好在上回林天押来几大箱金银,解了燃眉之急。这不,端木蓉已点齐人手,正整装待发,直奔神农堂采办补给。
机关城盘踞的那座大山,本就盛产草药——云遮雾绕的悬崖峭壁上,常有七叶一枝花悄然吐蕊;深谷密林间,百年何首乌盘根错节。可眼下墨家上下正忙着修补坍塌的机关塔、重铸损毁的连弩阵,哪还有闲力派人攀崖涉涧?
林天此番心思倒也干脆:若韩非那小子不肯按韩非自己的路子走,那就别怪他动手硬拽——新郑这座城,终究还得靠他坐镇撑场。

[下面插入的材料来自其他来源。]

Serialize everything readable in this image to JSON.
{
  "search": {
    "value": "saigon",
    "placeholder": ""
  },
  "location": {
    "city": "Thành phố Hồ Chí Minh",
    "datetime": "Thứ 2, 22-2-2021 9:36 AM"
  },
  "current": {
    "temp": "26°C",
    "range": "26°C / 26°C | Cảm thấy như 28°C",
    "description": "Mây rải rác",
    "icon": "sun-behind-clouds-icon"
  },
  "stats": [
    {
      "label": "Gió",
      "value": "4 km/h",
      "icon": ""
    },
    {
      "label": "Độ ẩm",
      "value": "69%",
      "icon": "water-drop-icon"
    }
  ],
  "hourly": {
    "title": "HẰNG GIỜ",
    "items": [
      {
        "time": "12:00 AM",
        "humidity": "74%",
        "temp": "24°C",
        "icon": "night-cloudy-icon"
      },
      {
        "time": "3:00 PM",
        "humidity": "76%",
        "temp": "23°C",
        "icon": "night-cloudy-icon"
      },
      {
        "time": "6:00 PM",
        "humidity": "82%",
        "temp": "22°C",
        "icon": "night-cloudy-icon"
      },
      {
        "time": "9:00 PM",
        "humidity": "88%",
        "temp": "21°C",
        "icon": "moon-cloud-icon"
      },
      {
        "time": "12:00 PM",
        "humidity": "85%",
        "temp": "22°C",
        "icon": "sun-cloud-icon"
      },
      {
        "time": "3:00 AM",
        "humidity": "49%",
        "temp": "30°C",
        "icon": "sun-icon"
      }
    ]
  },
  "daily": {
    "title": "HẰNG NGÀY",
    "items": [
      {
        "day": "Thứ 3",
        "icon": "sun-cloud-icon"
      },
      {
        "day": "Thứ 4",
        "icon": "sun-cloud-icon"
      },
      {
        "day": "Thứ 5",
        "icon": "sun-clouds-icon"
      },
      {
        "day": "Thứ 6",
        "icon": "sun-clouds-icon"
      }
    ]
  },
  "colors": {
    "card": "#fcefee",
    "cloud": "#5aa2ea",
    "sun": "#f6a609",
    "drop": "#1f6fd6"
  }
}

秦地派去的郡守虽是铁腕人物,可根基未稳,稍有风吹草动,便容易激起民怨。
林天离秦前,耳中已灌满旧韩地零星叛乱的消息。虽不过是几伙山匪裹挟流民闹事,刚冒头就被剿灭,但火种埋着,迟早燎原。
不过话说回来,韩王安——如今的韩侯,倒真明白其中利害。说白了,这位君王胸无丘壑,既无开疆之志,也无治世之谋,只图个安稳养老。
所以韩王安这些日子,日日闭门谢客,连后花园都不多踏一步。
可林天心里透亮:背后真正压住局面的,是章邯。
隐秘卫的暗桩早已钉进新郑街巷、大梁驿道,明里不动声色,暗里眼观六路。任韩王安再糊涂,只要还想活命,就绝不敢踩那条红线。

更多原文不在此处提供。